"Encontrei pessoalmente com Sandro Rosell uma única vez. Foi numa saborosa cantina italiana no bairro da Boca, em Buenos Aires, junto com um grupo de amigos brasileiros, argentinos e alguns espanhóis, ou melhor, catalães como ele. Sandro, que deixara de ser vice-presidente do Barcelona, já sonhava em comandar o clube e trabalhava politicamente para isso. Respirava futebol, especialmente os bastidores do futebol e este, como não poderia deixar de ser, foi o tema dominante na mesa daquele jantar.
Sandro fala português com fluência. Sempre esteve muito próximo do Brasil, primeiro pelas relações pessoais, depois, ainda mais fortemente, pelos negócios, quando assumiu o comando da Nike em 1999. É daquelas pessoas meio Paulo Maluf: quem começa uma conversa com ele precisa saber bem com quem está falando. Ou vai ser convencido pelo papo solto e a pose – ou a cara de pau - de que trata-se de um vestal, incapaz de fazer mal a uma mosquinha sequer.
Argumento, ele tem para tudo. Entre massas e vinhos, passou a noite defendendo o amigo e compadre Ricardo Teixeira, em um embate por vezes duro e até exaltado com os brasileiros do grupo. Teixeira – com quem já havia fechado o polêmico contrato da Nike que acabou em uma CPI no Congresso, e de quem já recebera direitos de negociar jogos da Seleção – era um injustiçado. Uma vítima da mídia que não reconhecia o dirigente vitorioso, que recuperou o prestígio do futebol brasileiro ao redor do mundo, que transformou a CBF numa entidade lucrativa e respeitada, atraindo patrocinadores. Era, nas palavras de Sandro, quase que um modelo de boa gestão, eficiência e modernidade.

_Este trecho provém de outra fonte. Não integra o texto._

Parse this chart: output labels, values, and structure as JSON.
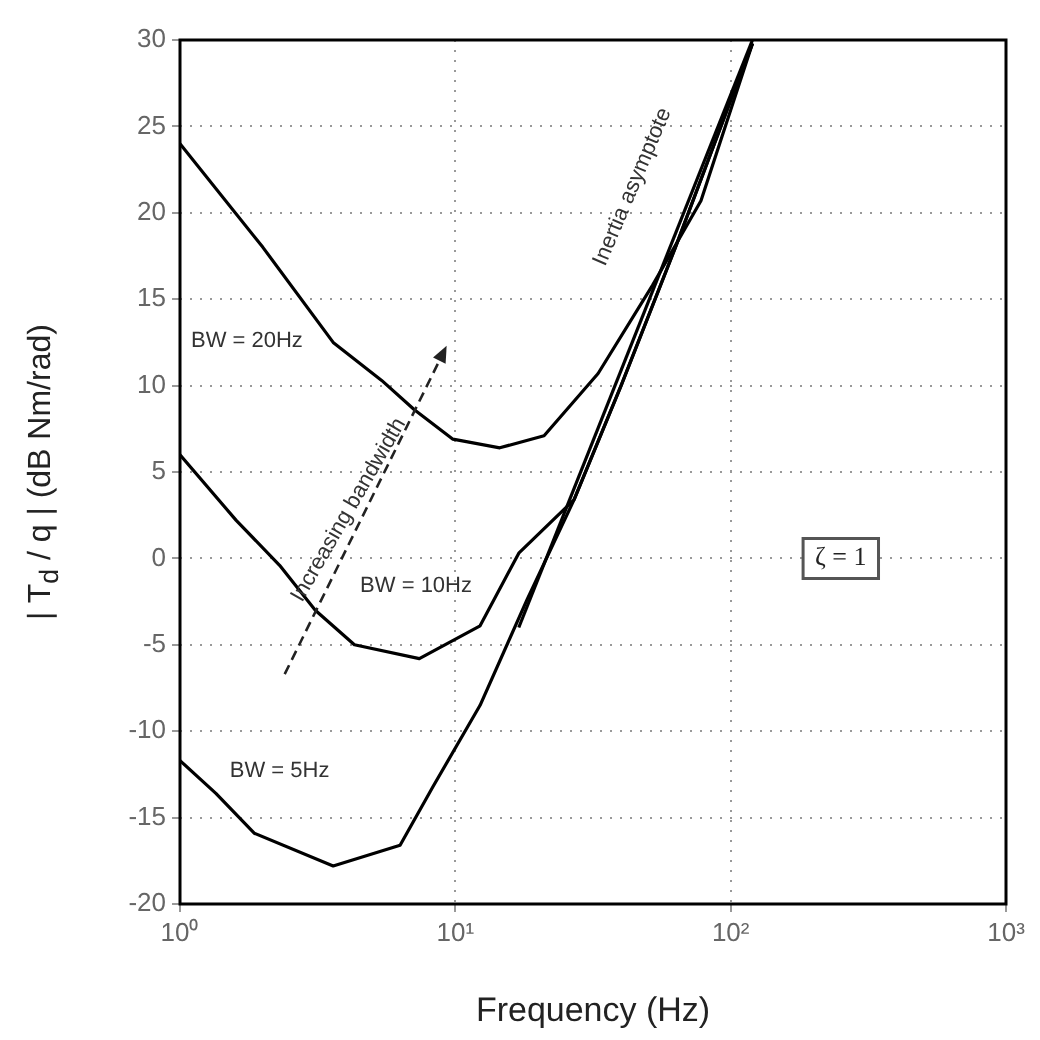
{
  "chart_data": {
    "type": "line",
    "xlabel": "Frequency (Hz)",
    "ylabel": "| T$_{d}$ / q |  (dB Nm/rad)",
    "log": "x",
    "xlim": [
      1,
      1000
    ],
    "ylim": [
      -20,
      30
    ],
    "xticks": [
      {
        "value": 1,
        "label": "10⁰"
      },
      {
        "value": 10,
        "label": "10¹"
      },
      {
        "value": 100,
        "label": "10²"
      },
      {
        "value": 1000,
        "label": "10³"
      }
    ],
    "yticks": [
      -20,
      -15,
      -10,
      -5,
      0,
      5,
      10,
      15,
      20,
      25,
      30
    ],
    "grid": true,
    "legend": false,
    "marker": "none",
    "line_style": "solid",
    "series": [
      {
        "color": "#000000",
        "x": [
          1,
          2,
          3.6,
          5.4,
          7.1,
          9.8,
          14.5,
          21,
          33,
          52,
          78,
          120
        ],
        "values": [
          24,
          18,
          12.5,
          10.3,
          8.6,
          6.9,
          6.4,
          7.1,
          10.7,
          15.8,
          20.7,
          29.8
        ]
      },
      {
        "color": "#000000",
        "x": [
          1,
          1.6,
          2.3,
          3.1,
          4.3,
          7.4,
          12.3,
          17,
          27,
          40,
          63,
          100,
          120
        ],
        "values": [
          6,
          2.2,
          -0.4,
          -3,
          -5,
          -5.8,
          -3.9,
          0.3,
          3.4,
          10,
          18,
          26.5,
          29.8
        ]
      },
      {
        "color": "#000000",
        "x": [
          1,
          1.35,
          1.86,
          3.6,
          6.3,
          8.3,
          12.3,
          18.2,
          27,
          40,
          63,
          100,
          120
        ],
        "values": [
          -11.7,
          -13.6,
          -15.9,
          -17.8,
          -16.6,
          -13.2,
          -8.5,
          -2.4,
          3.4,
          10,
          18,
          26.5,
          29.8
        ]
      },
      {
        "color": "#000000",
        "x": [
          17,
          120
        ],
        "values": [
          -4,
          30
        ]
      }
    ],
    "annotations": [
      "BW = 20Hz",
      "BW = 10Hz",
      "BW = 5Hz",
      "Increasing bandwidth",
      "Inertia asymptote",
      "ζ = 1"
    ]
  }
}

Foi difícil digerir. Mas, como bom político que é, mudava para assuntos menos áridos e polêmicos quando a conversa ameaçava sair de controle. Comentava sobre a moça bonita que entrou no restaurante, falava de vinhos, charutos e das delícias de Barcelona. Trocava a pele de lobo pela de cordeiro, a arrogância de um déspota pelo afago de um lorde.
De lá para cá, passei a acompanhar a trajetória de Sandro Rossel não mais nas páginas de esporte, mas no noticiário policial. O superfaturamento do jogo da Seleção em Brasília, a transferência nunca explicada de 1,7 milhão de euros para a conta da filha de 11 anos do amigo Teixeira. Quando surgiram as suspeitas sobre a contratação de Neymar pelo Barça, foi impossível não lembrar daquela noite. E foi difícil acreditar na idoneidade que, antes da ação incisiva do ministério público espanhol, ele tentava demonstrar, relutando inclusive em renunciar à presidência do clube, apesar das pressões que já sofria e sob as quais acabou sucumbindo."